Venezuela anuncia acordo petrolífero de US$ 100 bilhões com os Estados Unidos
Governo de Delcy Rodríguez afirma que investimentos serão destinados à recuperação da infraestrutura e à expansão da produção de petróleo no país
Por Valéria Mendes
Créditos: Brasil de Fato
Em comunicado publicado no dia 28 de agosto, a presidente interina da Venezuela, Delcy Rodríguez, anunciou um acordo petrolífero com os Estados Unidos. “A Venezuela anuncia um acordo histórico com o governo dos Estados Unidos, que terá um impacto significativo no renascimento da nossa nação”, declarou.
O acordo contempla o desenvolvimento de 17 campos petrolíferos estratégicos, com potencial comprovado de 65 bilhões de barris de petróleo. Segundo o governo venezuelano, estão previstos mais de US$100 bilhões em investimentos e mais de US$209 bilhões em tributos para o Estado. O projeto pretende facilitar a entrada de investimentos privados destinados à recuperação e à modernização da infraestrutura petrolífera do país.
Quatro dias antes, em 24 de agosto, Delcy Rodríguez havia afirmado que a Venezuela estava produzindo 1,23 milhão de barris de petróleo por dia, o maior nível registrado desde fevereiro de 2019. Segundo a presidente interina, o país também firmou cerca de 50 acordos para novos investimentos em mais de 76 áreas de produção de hidrocarbonetos.
A Venezuela possui as maiores reservas comprovadas de petróleo do mundo, estimadas em aproximadamente 303 bilhões de barris, o equivalente a cerca de 17% das reservas globais. Grande parte desse petróleo está concentrada na Faixa do Orinoco e é classificada como petróleo extrapesado, cuja exploração exige investimentos elevados e tecnologia especializada.
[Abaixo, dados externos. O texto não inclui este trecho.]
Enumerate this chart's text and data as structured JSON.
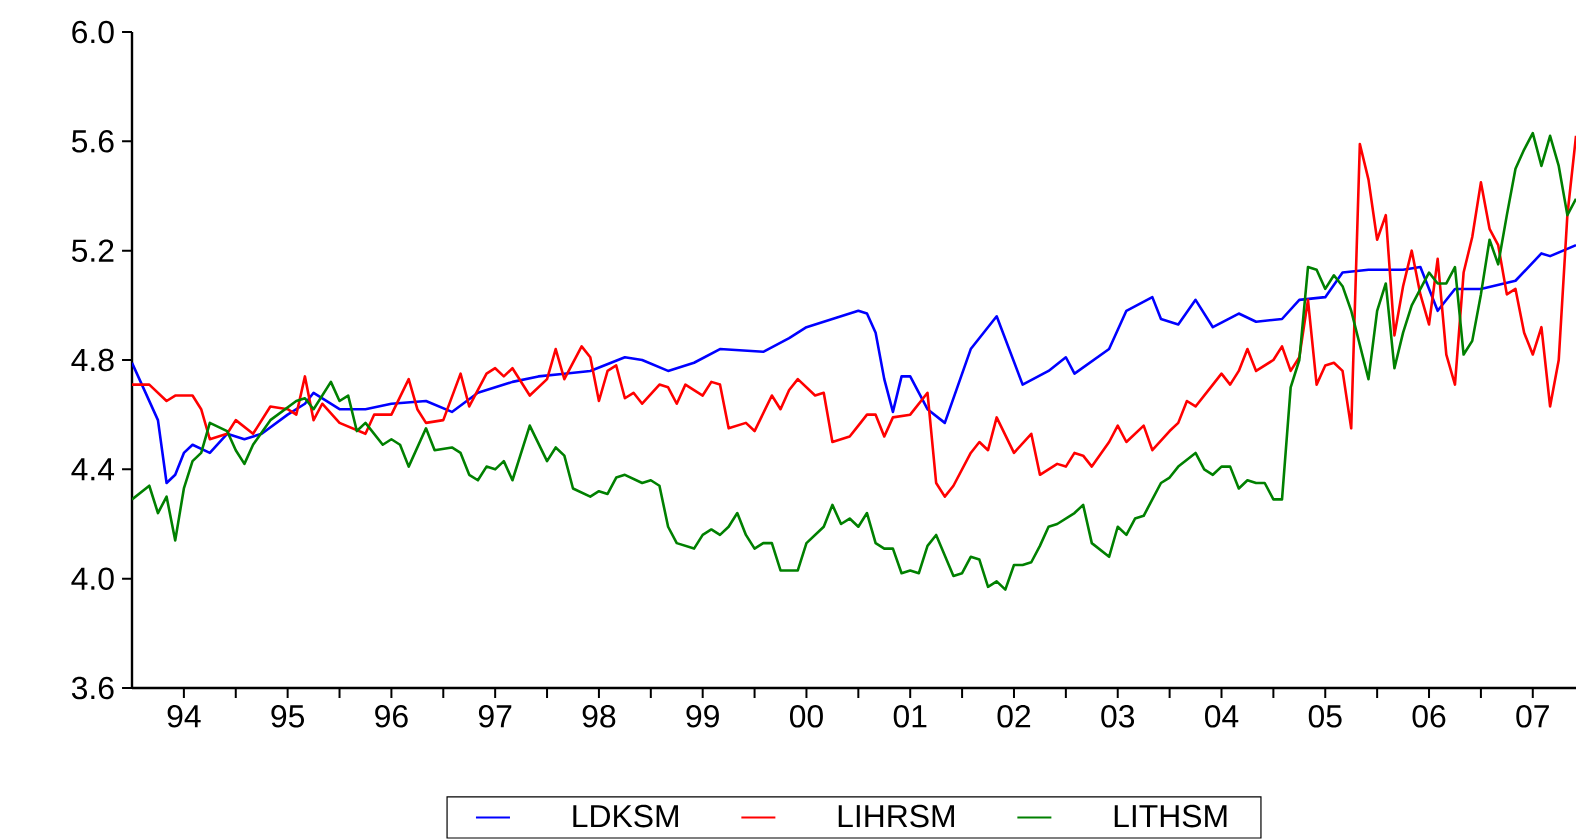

Além do acordo anunciado em agosto, nesta quarta-feira (2), empresas internacionais assinaram novos compromissos para ampliar projetos de petróleo e energia na Venezuela. Entre elas estão Chevron e Eni. Os acordos, firmados em Caracas, fazem parte de uma estratégia mais ampla para ampliar a produção venezuelana e atrair capital estrangeiro para o setor energético.
Nos últimos meses, a Venezuela também promoveu mudanças em sua legislação de hidrocarbonetos para ampliar a participação de empresas privadas no setor. O governo venezuelano afirma que a retomada da atividade petrolífera permitirá aumentar a arrecadação e direcionar recursos para áreas como saúde, educação e serviços públicos.
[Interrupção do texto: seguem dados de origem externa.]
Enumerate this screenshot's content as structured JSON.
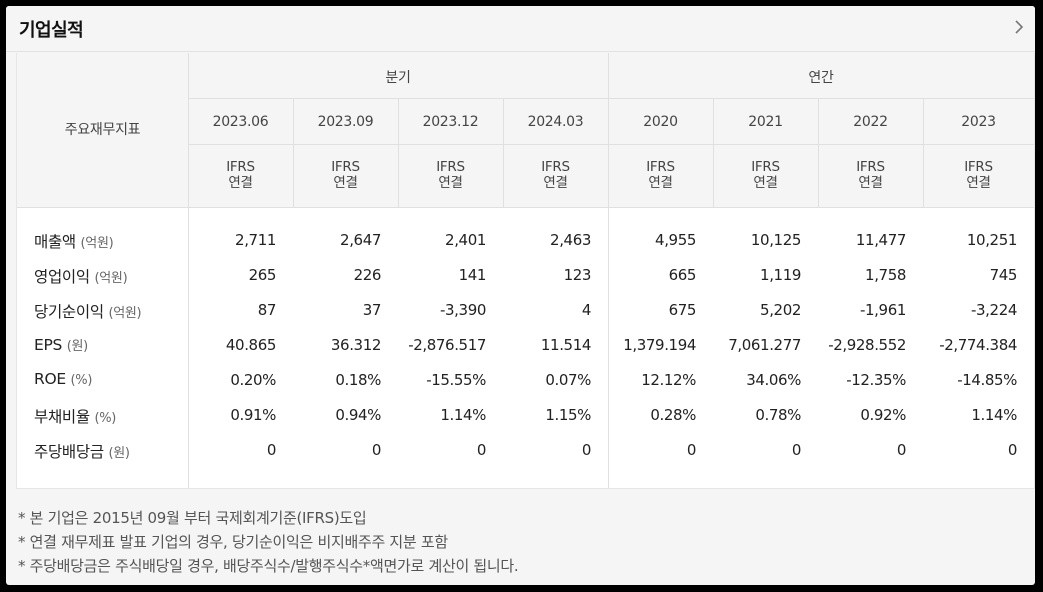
{
  "panel": {
    "title": "기업실적",
    "chevron_icon": "chevron-right-icon"
  },
  "table": {
    "corner_label": "주요재무지표",
    "groups": [
      "분기",
      "연간"
    ],
    "periods": [
      "2023.06",
      "2023.09",
      "2023.12",
      "2024.03",
      "2020",
      "2021",
      "2022",
      "2023"
    ],
    "standard_line1": "IFRS",
    "standard_line2": "연결",
    "rows": [
      {
        "label": "매출액",
        "unit": "(억원)",
        "values": [
          "2,711",
          "2,647",
          "2,401",
          "2,463",
          "4,955",
          "10,125",
          "11,477",
          "10,251"
        ]
      },
      {
        "label": "영업이익",
        "unit": "(억원)",
        "values": [
          "265",
          "226",
          "141",
          "123",
          "665",
          "1,119",
          "1,758",
          "745"
        ]
      },
      {
        "label": "당기순이익",
        "unit": "(억원)",
        "values": [
          "87",
          "37",
          "-3,390",
          "4",
          "675",
          "5,202",
          "-1,961",
          "-3,224"
        ]
      },
      {
        "label": "EPS",
        "unit": "(원)",
        "values": [
          "40.865",
          "36.312",
          "-2,876.517",
          "11.514",
          "1,379.194",
          "7,061.277",
          "-2,928.552",
          "-2,774.384"
        ]
      },
      {
        "label": "ROE",
        "unit": "(%)",
        "values": [
          "0.20%",
          "0.18%",
          "-15.55%",
          "0.07%",
          "12.12%",
          "34.06%",
          "-12.35%",
          "-14.85%"
        ]
      },
      {
        "label": "부채비율",
        "unit": "(%)",
        "values": [
          "0.91%",
          "0.94%",
          "1.14%",
          "1.15%",
          "0.28%",
          "0.78%",
          "0.92%",
          "1.14%"
        ]
      },
      {
        "label": "주당배당금",
        "unit": "(원)",
        "values": [
          "0",
          "0",
          "0",
          "0",
          "0",
          "0",
          "0",
          "0"
        ]
      }
    ]
  },
  "notes": [
    "* 본 기업은 2015년 09월 부터 국제회계기준(IFRS)도입",
    "* 연결 재무제표 발표 기업의 경우, 당기순이익은 비지배주주 지분 포함",
    "* 주당배당금은 주식배당일 경우, 배당주식수/발행주식수*액면가로 계산이 됩니다."
  ]
}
O avanço das negociações ocorre em um momento de pressão sobre o mercado internacional de petróleo. O presidente dos Estados Unidos, Donald Trump, enfrenta críticas em meio à alta dos preços dos combustíveis, enquanto o conflito envolvendo Estados Unidos, Israel e Irã completa cerca de seis meses sem perspectiva clara de encerramento. O governo norte-americano apresenta a ampliação do acesso ao petróleo venezuelano como uma das estratégias para aumentar a oferta e conter os preços da gasolina.
Ao mesmo tempo, os estoques da Reserva Estratégica de Petróleo dos Estados Unidos vêm caindo. Na semana encerrada em 28 de agosto, o volume armazenado chegou a aproximadamente 286,6 milhões de barris, segundo dados da Administração de Informação de Energia dos Estados Unidos (EIA).